If you’ve got a Mac with multiple audio outputs, or even if you just use a one-output Mac with a USB-audio accessory, it can be a hassle to switch between your various audio devices.
For example, on my Mac Pro, I generally have three or four audio outputs in use at any one time: the digital output in the back (connected to one of several audio-processing accessories), the “line”-out jack in the back (connected to my desktop speakers), a USB port (connected to a headphone amplifier), and the headphone jack on the front (connected, as you might assume, to a set of headphones). To choose the output through which my audio plays, I must visit the Sound pane of System Preferences—and return there each time I want to switch to a different output. (Which turns out to be quite frequently, at least for me.)
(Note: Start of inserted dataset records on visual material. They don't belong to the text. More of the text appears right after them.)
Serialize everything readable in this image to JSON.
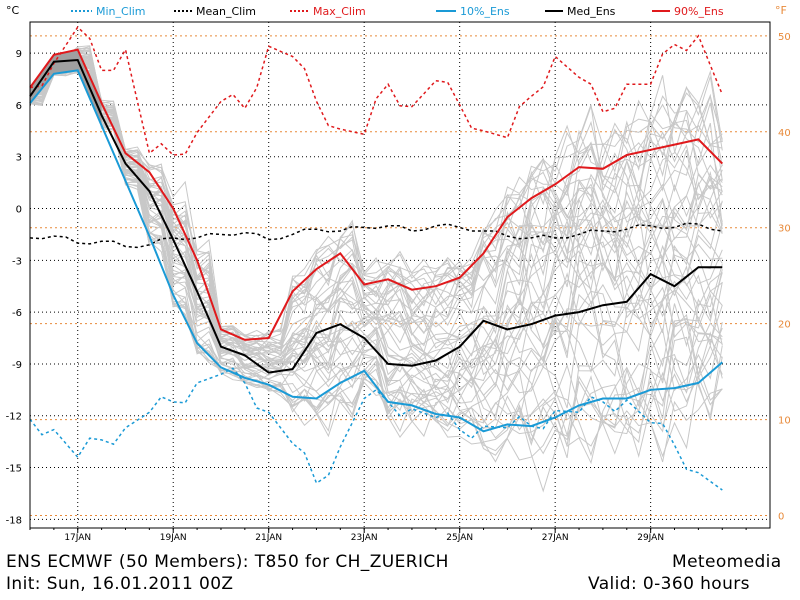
{
  "chart_data": {
    "type": "line",
    "left_axis_unit": "°C",
    "right_axis_unit": "°F",
    "y_range": [
      -18.5,
      10.8
    ],
    "x_range_hours": [
      0,
      372
    ],
    "y_ticks_c": [
      9,
      6,
      3,
      0,
      -3,
      -6,
      -9,
      -12,
      -15,
      -18
    ],
    "y_ticks_f": [
      50,
      40,
      30,
      20,
      10,
      0
    ],
    "x_ticks": [
      {
        "label": "17JAN",
        "hour": 24
      },
      {
        "label": "19JAN",
        "hour": 72
      },
      {
        "label": "21JAN",
        "hour": 120
      },
      {
        "label": "23JAN",
        "hour": 168
      },
      {
        "label": "25JAN",
        "hour": 216
      },
      {
        "label": "27JAN",
        "hour": 264
      },
      {
        "label": "29JAN",
        "hour": 312
      }
    ],
    "legend": [
      {
        "key": "min_clim",
        "label": "Min_Clim",
        "color": "#1a9ad6",
        "dash": "3,3"
      },
      {
        "key": "mean_clim",
        "label": "Mean_Clim",
        "color": "#000000",
        "dash": "3,3"
      },
      {
        "key": "max_clim",
        "label": "Max_Clim",
        "color": "#e0191c",
        "dash": "3,3"
      },
      {
        "key": "p10",
        "label": "10%_Ens",
        "color": "#1a9ad6",
        "dash": ""
      },
      {
        "key": "median",
        "label": "Med_Ens",
        "color": "#000000",
        "dash": ""
      },
      {
        "key": "p90",
        "label": "90%_Ens",
        "color": "#e0191c",
        "dash": ""
      }
    ],
    "ens_hours": [
      0,
      12,
      24,
      36,
      48,
      60,
      72,
      84,
      96,
      108,
      120,
      132,
      144,
      156,
      168,
      180,
      192,
      204,
      216,
      228,
      240,
      252,
      264,
      276,
      288,
      300,
      312,
      324,
      336,
      348
    ],
    "series": [
      {
        "key": "p90",
        "values": [
          7.0,
          8.9,
          9.2,
          6.1,
          3.2,
          2.1,
          0.0,
          -3.0,
          -7.0,
          -7.6,
          -7.5,
          -4.8,
          -3.5,
          -2.6,
          -4.4,
          -4.1,
          -4.7,
          -4.5,
          -4.0,
          -2.6,
          -0.5,
          0.6,
          1.4,
          2.4,
          2.3,
          3.1,
          3.4,
          3.7,
          4.0,
          2.6
        ]
      },
      {
        "key": "median",
        "values": [
          6.5,
          8.5,
          8.6,
          5.4,
          2.6,
          1.0,
          -1.8,
          -4.8,
          -8.0,
          -8.5,
          -9.5,
          -9.3,
          -7.2,
          -6.7,
          -7.5,
          -9.0,
          -9.1,
          -8.8,
          -8.0,
          -6.5,
          -7.0,
          -6.7,
          -6.2,
          -6.0,
          -5.6,
          -5.4,
          -3.8,
          -4.5,
          -3.4,
          -3.4
        ]
      },
      {
        "key": "p10",
        "values": [
          6.1,
          7.8,
          8.0,
          4.8,
          1.6,
          -1.6,
          -5.0,
          -7.8,
          -9.2,
          -9.8,
          -10.2,
          -10.9,
          -11.0,
          -10.1,
          -9.4,
          -11.2,
          -11.4,
          -11.9,
          -12.1,
          -12.9,
          -12.5,
          -12.6,
          -12.1,
          -11.4,
          -11.0,
          -11.0,
          -10.5,
          -10.4,
          -10.1,
          -8.9
        ]
      },
      {
        "key": "max_clim",
        "values": [
          7.0,
          8.4,
          10.5,
          8.0,
          9.2,
          3.2,
          3.1,
          4.4,
          6.2,
          5.8,
          9.4,
          8.8,
          6.2,
          4.6,
          4.3,
          7.2,
          5.9,
          7.4,
          6.0,
          4.5,
          4.1,
          6.5,
          8.8,
          7.6,
          5.6,
          7.2,
          7.2,
          9.5,
          10.0,
          6.6
        ]
      },
      {
        "key": "mean_clim",
        "values": [
          -1.7,
          -1.6,
          -2.0,
          -1.9,
          -2.2,
          -2.1,
          -1.7,
          -1.7,
          -1.5,
          -1.4,
          -1.8,
          -1.5,
          -1.2,
          -1.3,
          -1.1,
          -1.0,
          -1.3,
          -1.0,
          -1.1,
          -1.3,
          -1.6,
          -1.7,
          -1.7,
          -1.5,
          -1.3,
          -1.2,
          -1.0,
          -1.1,
          -0.9,
          -1.3
        ]
      },
      {
        "key": "min_clim",
        "values": [
          -12.2,
          -12.8,
          -14.4,
          -13.4,
          -12.7,
          -11.8,
          -11.2,
          -10.1,
          -9.6,
          -10.1,
          -11.8,
          -13.6,
          -15.9,
          -13.8,
          -11.0,
          -11.2,
          -11.6,
          -12.1,
          -12.8,
          -12.6,
          -12.7,
          -12.6,
          -11.7,
          -11.8,
          -11.2,
          -11.1,
          -12.4,
          -13.7,
          -15.3,
          -16.3
        ]
      }
    ]
  },
  "footer": {
    "left_line1": "ENS ECMWF (50 Members): T850 for CH_ZUERICH",
    "left_line2": "Init: Sun, 16.01.2011 00Z",
    "right_line1": "Meteomedia",
    "right_line2": "Valid: 0-360 hours"
  }
}
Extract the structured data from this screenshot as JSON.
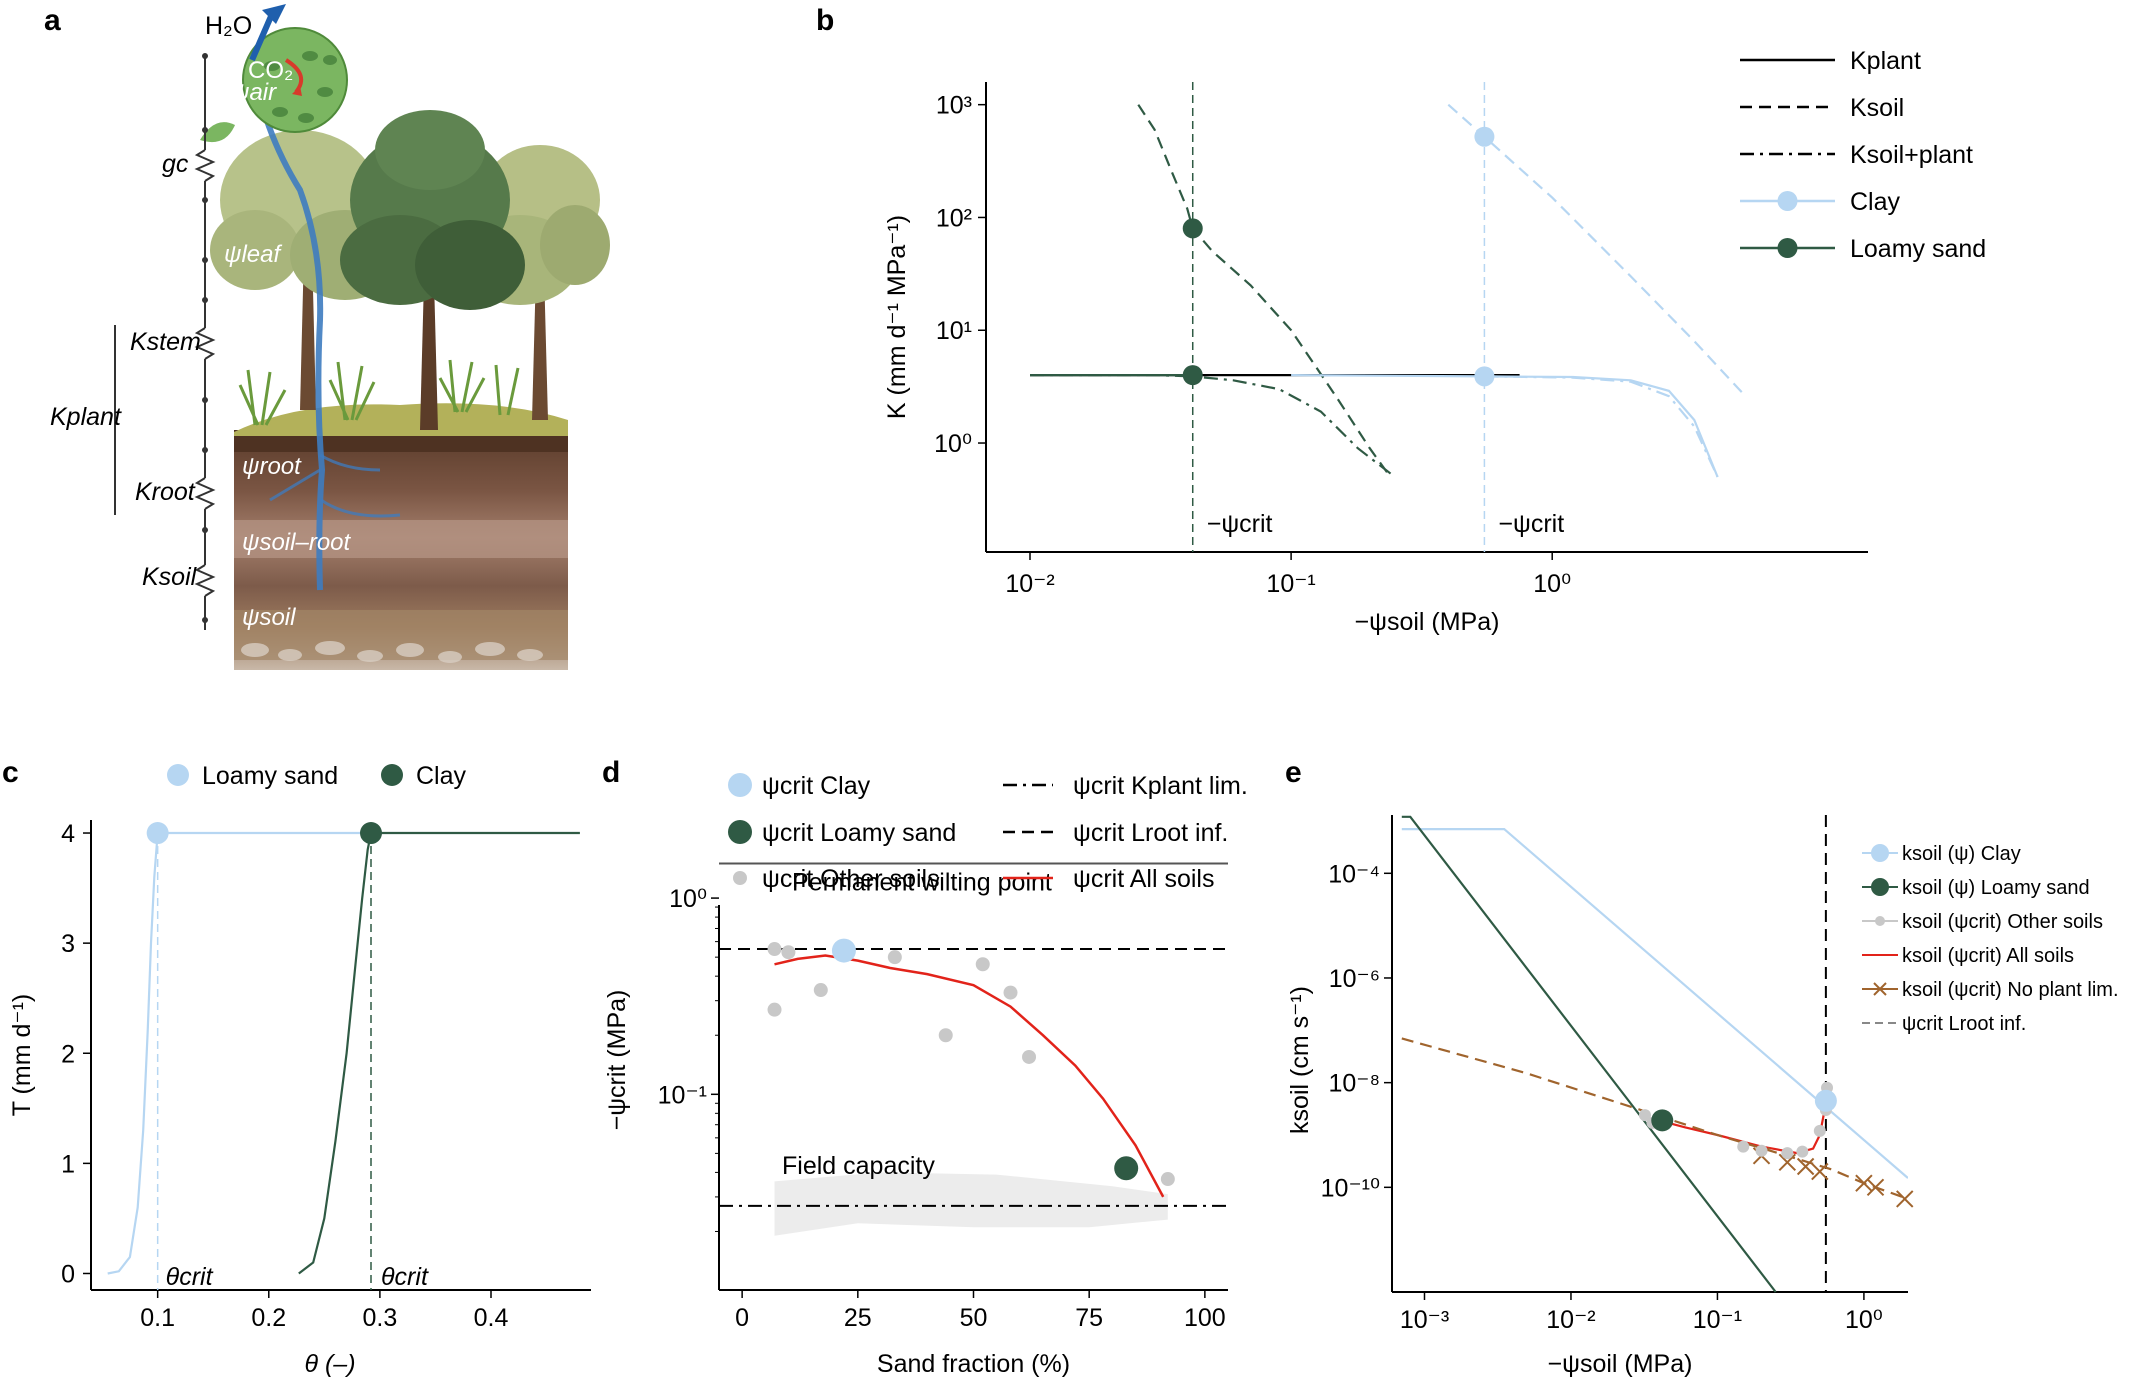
{
  "panel_labels": [
    "a",
    "b",
    "c",
    "d",
    "e"
  ],
  "illustration": {
    "labels": {
      "h2o": "H₂O",
      "co2": "CO₂",
      "psi_air": "ψair",
      "gc": "gc",
      "psi_leaf": "ψleaf",
      "kstem": "Kstem",
      "kplant": "Kplant",
      "psi_root": "ψroot",
      "kroot": "Kroot",
      "psi_soil_root": "ψsoil–root",
      "ksoil": "Ksoil",
      "psi_soil": "ψsoil"
    },
    "colors": {
      "sky_flow": "#3e7cc0",
      "arrow": "#1f5fad",
      "co2_arrow": "#d83a2b",
      "leaf_disk": "#7bb661"
    }
  },
  "chart_data": [
    {
      "panel": "b",
      "type": "line",
      "xscale": "log",
      "yscale": "log",
      "xlim": [
        0.01,
        8
      ],
      "ylim": [
        0.3,
        1100
      ],
      "xticks": [
        "10⁻²",
        "10⁻¹",
        "10⁰"
      ],
      "yticks": [
        "10⁰",
        "10¹",
        "10²",
        "10³"
      ],
      "xlabel": "−ψsoil (MPa)",
      "ylabel": "K (mm d⁻¹ MPa⁻¹)",
      "legend": [
        {
          "label": "Kplant",
          "style": "solid"
        },
        {
          "label": "Ksoil",
          "style": "dashed"
        },
        {
          "label": "Ksoil+plant",
          "style": "dashdot"
        },
        {
          "label": "Clay",
          "color": "#b6d6f2"
        },
        {
          "label": "Loamy sand",
          "color": "#2f5a44"
        }
      ],
      "annotations": [
        "−ψcrit",
        "−ψcrit"
      ],
      "series": [
        {
          "name": "Kplant",
          "style": "solid",
          "color": "#000000",
          "x": [
            0.01,
            0.75
          ],
          "y": [
            4.0,
            4.0
          ]
        },
        {
          "name": "Loamy sand Ksoil",
          "style": "dashed",
          "color": "#2f5a44",
          "x": [
            0.026,
            0.03,
            0.035,
            0.04,
            0.042,
            0.05,
            0.07,
            0.1,
            0.15,
            0.2,
            0.24
          ],
          "y": [
            1000,
            600,
            250,
            120,
            80,
            50,
            25,
            10,
            2.5,
            0.9,
            0.5
          ]
        },
        {
          "name": "Loamy sand Ksoil+plant",
          "style": "dashdot",
          "color": "#2f5a44",
          "x": [
            0.01,
            0.03,
            0.042,
            0.06,
            0.09,
            0.13,
            0.18,
            0.25
          ],
          "y": [
            4.0,
            4.0,
            3.9,
            3.6,
            3.0,
            1.9,
            0.9,
            0.5
          ]
        },
        {
          "name": "Loamy sand Kplant",
          "style": "solid",
          "color": "#2f5a44",
          "x": [
            0.01,
            0.042
          ],
          "y": [
            4.0,
            4.0
          ]
        },
        {
          "name": "Clay Ksoil",
          "style": "dashed",
          "color": "#b6d6f2",
          "x": [
            0.4,
            0.55,
            1.0,
            2.0,
            3.5,
            5.5
          ],
          "y": [
            1000,
            520,
            150,
            30,
            8,
            2.6
          ]
        },
        {
          "name": "Clay Ksoil+plant",
          "style": "dashdot",
          "color": "#b6d6f2",
          "x": [
            0.55,
            1.2,
            2.0,
            2.8,
            3.5,
            4.3
          ],
          "y": [
            3.9,
            3.8,
            3.5,
            2.6,
            1.4,
            0.5
          ]
        },
        {
          "name": "Clay Kplant",
          "style": "solid",
          "color": "#b6d6f2",
          "x": [
            0.1,
            0.55,
            1.2,
            2.0,
            2.8,
            3.5,
            4.3
          ],
          "y": [
            4.0,
            3.9,
            3.85,
            3.6,
            2.9,
            1.6,
            0.5
          ]
        }
      ],
      "points": [
        {
          "series": "Clay",
          "x": 0.55,
          "y": 520,
          "color": "#b6d6f2"
        },
        {
          "series": "Clay",
          "x": 0.55,
          "y": 3.9,
          "color": "#b6d6f2"
        },
        {
          "series": "Loamy sand",
          "x": 0.042,
          "y": 80,
          "color": "#2f5a44"
        },
        {
          "series": "Loamy sand",
          "x": 0.042,
          "y": 4.0,
          "color": "#2f5a44"
        }
      ],
      "vlines": [
        {
          "x": 0.042,
          "color": "#2f5a44"
        },
        {
          "x": 0.55,
          "color": "#b6d6f2"
        }
      ]
    },
    {
      "panel": "c",
      "type": "line",
      "xlim": [
        0.04,
        0.49
      ],
      "ylim": [
        -0.15,
        4.3
      ],
      "xticks": [
        0.1,
        0.2,
        0.3,
        0.4
      ],
      "yticks": [
        0,
        1,
        2,
        3,
        4
      ],
      "xlabel": "θ (–)",
      "ylabel": "T (mm d⁻¹)",
      "legend": [
        {
          "label": "Loamy sand",
          "color": "#b6d6f2"
        },
        {
          "label": "Clay",
          "color": "#2f5a44"
        }
      ],
      "annotations": [
        "θcrit",
        "θcrit"
      ],
      "series": [
        {
          "name": "Loamy sand",
          "color": "#b6d6f2",
          "x": [
            0.055,
            0.065,
            0.075,
            0.082,
            0.087,
            0.091,
            0.094,
            0.097,
            0.1,
            0.2,
            0.29
          ],
          "y": [
            0.0,
            0.02,
            0.15,
            0.6,
            1.3,
            2.2,
            3.0,
            3.6,
            4.0,
            4.0,
            4.0
          ]
        },
        {
          "name": "Clay",
          "color": "#2f5a44",
          "x": [
            0.227,
            0.24,
            0.25,
            0.26,
            0.27,
            0.278,
            0.284,
            0.289,
            0.292,
            0.35,
            0.48
          ],
          "y": [
            0.0,
            0.1,
            0.5,
            1.2,
            2.0,
            2.8,
            3.4,
            3.85,
            4.0,
            4.0,
            4.0
          ]
        }
      ],
      "points": [
        {
          "series": "Loamy sand",
          "x": 0.1,
          "y": 4.0,
          "color": "#b6d6f2"
        },
        {
          "series": "Clay",
          "x": 0.292,
          "y": 4.0,
          "color": "#2f5a44"
        }
      ],
      "vlines": [
        {
          "x": 0.1,
          "color": "#b6d6f2"
        },
        {
          "x": 0.292,
          "color": "#2f5a44"
        }
      ]
    },
    {
      "panel": "d",
      "type": "scatter",
      "yscale": "log",
      "xlim": [
        -5,
        105
      ],
      "ylim": [
        0.012,
        2.5
      ],
      "xticks": [
        0,
        25,
        50,
        75,
        100
      ],
      "yticks": [
        "10⁻¹",
        "10⁰"
      ],
      "xlabel": "Sand fraction (%)",
      "ylabel": "−ψcrit (MPa)",
      "legend": [
        {
          "label": "ψcrit Clay",
          "color": "#b6d6f2"
        },
        {
          "label": "ψcrit Loamy sand",
          "color": "#2f5a44"
        },
        {
          "label": "ψcrit Other soils",
          "color": "#c8c8c8"
        },
        {
          "label": "ψcrit Kplant lim.",
          "style": "dashdot"
        },
        {
          "label": "ψcrit Lroot inf.",
          "style": "dashed"
        },
        {
          "label": "ψcrit All soils",
          "color": "#e2231a"
        }
      ],
      "annotations": [
        "Permanent wilting point",
        "Field capacity"
      ],
      "hlines": [
        {
          "y": 1.5,
          "style": "solid",
          "color": "#555555"
        },
        {
          "y": 0.55,
          "style": "dashed",
          "color": "#000000"
        },
        {
          "y": 0.027,
          "style": "dashdot",
          "color": "#000000"
        }
      ],
      "other_soils": {
        "x": [
          7,
          7,
          10,
          17,
          33,
          44,
          52,
          58,
          62,
          92
        ],
        "y": [
          0.55,
          0.27,
          0.53,
          0.34,
          0.5,
          0.2,
          0.46,
          0.33,
          0.155,
          0.037
        ]
      },
      "clay_point": {
        "x": 22,
        "y": 0.54
      },
      "loamy_sand_point": {
        "x": 83,
        "y": 0.042
      },
      "all_soils_fit": {
        "x": [
          7,
          12,
          18,
          25,
          32,
          40,
          50,
          58,
          65,
          72,
          78,
          85,
          91
        ],
        "y": [
          0.46,
          0.49,
          0.51,
          0.48,
          0.44,
          0.41,
          0.36,
          0.28,
          0.2,
          0.14,
          0.095,
          0.055,
          0.03
        ]
      }
    },
    {
      "panel": "e",
      "type": "line",
      "xscale": "log",
      "yscale": "log",
      "xlim": [
        0.0006,
        2.0
      ],
      "ylim": [
        1e-12,
        0.0013
      ],
      "xticks": [
        "10⁻³",
        "10⁻²",
        "10⁻¹",
        "10⁰"
      ],
      "yticks": [
        "10⁻¹⁰",
        "10⁻⁸",
        "10⁻⁶",
        "10⁻⁴"
      ],
      "xlabel": "−ψsoil (MPa)",
      "ylabel": "ksoil (cm s⁻¹)",
      "legend": [
        {
          "label": "ksoil (ψ) Clay",
          "color": "#b6d6f2"
        },
        {
          "label": "ksoil (ψ) Loamy sand",
          "color": "#2f5a44"
        },
        {
          "label": "ksoil (ψcrit) Other soils",
          "color": "#c8c8c8"
        },
        {
          "label": "ksoil (ψcrit) All soils",
          "color": "#e2231a"
        },
        {
          "label": "ksoil (ψcrit) No plant lim.",
          "color": "#a0642d"
        },
        {
          "label": "ψcrit Lroot inf.",
          "color": "#888888",
          "style": "dashed"
        }
      ],
      "series": [
        {
          "name": "Clay",
          "color": "#b6d6f2",
          "x": [
            0.0007,
            0.0035,
            2.0
          ],
          "y": [
            0.0007,
            0.0007,
            1.5e-10
          ]
        },
        {
          "name": "Loamy sand",
          "color": "#2f5a44",
          "x": [
            0.0007,
            0.0008,
            0.25
          ],
          "y": [
            0.0012,
            0.0012,
            1e-12
          ]
        },
        {
          "name": "All soils",
          "color": "#e2231a",
          "x": [
            0.034,
            0.04,
            0.06,
            0.1,
            0.2,
            0.35,
            0.45,
            0.5,
            0.55
          ],
          "y": [
            2e-09,
            1.9e-09,
            1.4e-09,
            1e-09,
            6e-10,
            4.5e-10,
            5.5e-10,
            1e-09,
            4e-09
          ]
        },
        {
          "name": "No plant lim.",
          "color": "#a0642d",
          "style": "dashed",
          "x": [
            0.0007,
            0.005,
            0.03,
            0.1,
            0.3,
            0.6,
            1.0,
            2.0
          ],
          "y": [
            7e-08,
            1.5e-08,
            3e-09,
            1e-09,
            4e-10,
            2.2e-10,
            1.2e-10,
            6e-11
          ]
        }
      ],
      "cross_points": {
        "x": [
          0.2,
          0.3,
          0.4,
          0.5,
          1.0,
          1.2,
          1.9
        ],
        "y": [
          4e-10,
          3e-10,
          2.5e-10,
          2e-10,
          1.2e-10,
          1e-10,
          6e-11
        ]
      },
      "other_soils": {
        "x": [
          0.032,
          0.036,
          0.15,
          0.2,
          0.3,
          0.38,
          0.5,
          0.55,
          0.56
        ],
        "y": [
          2.4e-09,
          1.7e-09,
          6e-10,
          5e-10,
          4.5e-10,
          4.8e-10,
          1.2e-09,
          3e-09,
          8e-09
        ]
      },
      "clay_point": {
        "x": 0.55,
        "y": 4.5e-09
      },
      "loamy_sand_point": {
        "x": 0.042,
        "y": 1.9e-09
      },
      "vline_x": 0.55
    }
  ]
}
As an alternative, I’ve previously covered Rogue Amoeba’s
SoundSource and Aspirine.li’s
Sound Menu, two utilities that let you switch your audio output via a menu-bar menu. But since installing Leopard on my Mac Pro, I’ve been using PTH Consulting’s PTHVolume 2.1.0 (; free), which offers a few unique features.
PTHVolume has actually been around for a long time — since 2001 — but was “retired” a few years ago. The developer brought the utility back with version 2, a Leopard-only version that’s a major improvement over the original.
Once installed—unlike SoundSource and Sound Menu, PTHVolume doesn’t use input managers or menu “cracks”—PTHVolume provides a handy menu-bar menu showing all available audio outputs, as well as each output’s current volume setting. (You can choose to display the volume sliders horizontally or vertically.) Simply click on the radio button next to the desired output to switch to it; click-drag the appropriate volume slider (or click at the desired volume position) to change the volume. PTHVolume is unique in that it lets you set different volume levels for each output, so you don’t have to adjust the volume each time you switch from, say, external speakers to headphones.
But PTHVolume also has a number of other unique features. The most noteworthy is the ability to assign keyboard shortcuts to various actions. For example, you can assign shortcuts to quickly switch to specific audio outputs; I’ve assigned Shift+Control+H to the headphone jack and Shift+Control+L to the line-out jack, so I can now switch from headphones to speakers and back using the keyboard.
You can also assign shortcuts to Volume Up, Volume Down, and Mute—either master controls (which affect the volume for the currently-selected output), separate controls for each output, or both. Although this capability may seem unnecessary to those with Apple keyboards, it’s quite useful for people with third-party keyboards that don’t have built-in volume and mute keys.
(One quirk here is that I found I needed to stop PTHVolume and then restart it—using the Stop/Start button in the preference pane—before changes to keyboard shortcuts took effect.)
I also like the little touches that make PTHVolume easier to use. For example, you can quickly toggle Mute mode on and off by right-clicking on the PTHVolume menu-bar icon. And when viewing the menu, your mouse’s scroll wheel adjusts the volume of the selected audio output. You can also rename non-standard devices—for example, USB-audio devices—in the PTHVolume preference pane to make their names more meaningful.
On the other hand, unlike SoundSource and Sound Menu, PTHVolume doesn’t let you choose a different output for system sounds than for other audio. It also doesn’t let you switch between headphones and the internal speaker, although that’s a limitation of Apple’s hardware that the developer can’t get around.
Two things I’d like to see in future versions are some sort of onscreen confirmation of output-device and volume changes, and for the menu to display, next to each output, the keyboard shortcuts you’ve chosen (if not all shortcuts, at least the shortcut to switch directly to each output/device).
PTHVolume isn’t for everyone. But if, like me, you have several audio outputs, or if you’re using a non-Apple keyboard and wish it had volume and mute controls, PTHVolume is a must-have.